By FWi staff
FUTURES markets soared to a two-year high towards the end of last week as April 1999 prices rose to £209/t in London and £168/t in Amsterdam.
This massive increase in futures was attributed to the wet weather, said a spokesman from Branston Potatoes Ltd, Lincoln. “There was hype in the market as traders feared that the rain would damage a large amount of crop area.
“However, the wind has done a relatively good job at drying the soil out, and so far producers have not actually been losing crop. It is the long-term storage that is expected to be a problem.”
Those involved in the physical trade took less notice of conditions, realising that harvesting depends on whether frost and rain will persist, noted the British Potato Council.
They are confident that, given a dry spell, harvesters will be capable of a large weekly clearance and the crop could still be safely in by late November.

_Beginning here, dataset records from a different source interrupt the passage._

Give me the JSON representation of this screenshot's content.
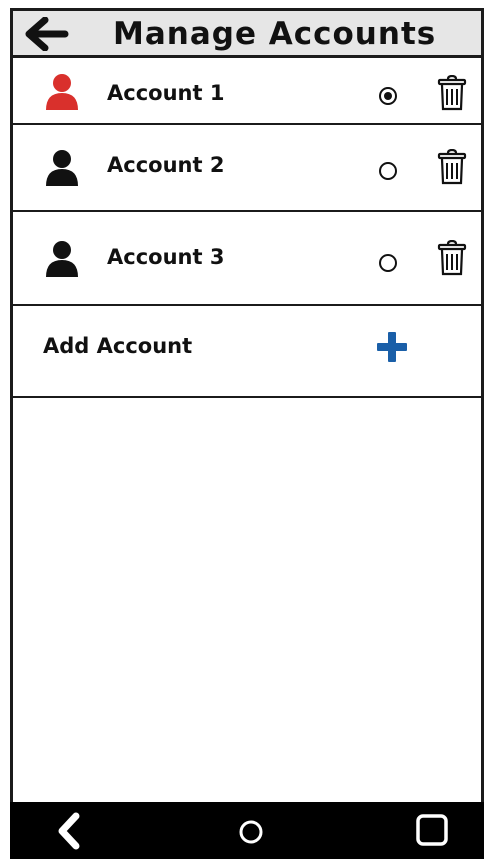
{
  "header": {
    "title": "Manage Accounts",
    "back_icon": "arrow-left-icon"
  },
  "accounts": [
    {
      "name": "Account 1",
      "selected": true,
      "avatar_color": "#d9302c",
      "avatar_icon": "user-icon",
      "delete_icon": "trash-icon"
    },
    {
      "name": "Account 2",
      "selected": false,
      "avatar_color": "#111111",
      "avatar_icon": "user-icon",
      "delete_icon": "trash-icon"
    },
    {
      "name": "Account 3",
      "selected": false,
      "avatar_color": "#111111",
      "avatar_icon": "user-icon",
      "delete_icon": "trash-icon"
    }
  ],
  "add_account": {
    "label": "Add Account",
    "icon": "plus-icon",
    "icon_color": "#1a5fa8"
  },
  "navbar": {
    "back_icon": "chevron-left-icon",
    "home_icon": "circle-home-icon",
    "recents_icon": "square-recents-icon"
  },
  "colors": {
    "header_bg": "#e6e6e6",
    "navbar_bg": "#000000",
    "active_avatar": "#d9302c",
    "accent_plus": "#1a5fa8"
  }
}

As a result prices remained reasonably stable last week. However, with growers preoccupied with storage, some market sectors were light on supplies and the BPC said that bottom-end ware prices inched up towards the end of the week.
Traders say that spot prices could weaken. With the good prices on offer for spot movement and the poor weather conditions, many producers may be tempted to sell off-the-field rather than risk storage.
The bulk trade held its price last week on the back of continued demand for good packing material. Samples range between £135-165/t, with best varieties reaching £200/t. Average samples sell for up to £120/t, with poorer samples at £80/t.
Interest in bagged samples is poor, with prices ranging between £70 and £120/t. Top Piper samples are at £140/t and Edward can fetch £175/t.
The BPC weekly GB ex-farm price remains steady at £117.07/t, compared with £64.87 in 1997 and £57.86/t in 1996. When all processing purchases are deducted, the ware market inched up slightly to £128.91/t. This compares to a mere £58.47 last year.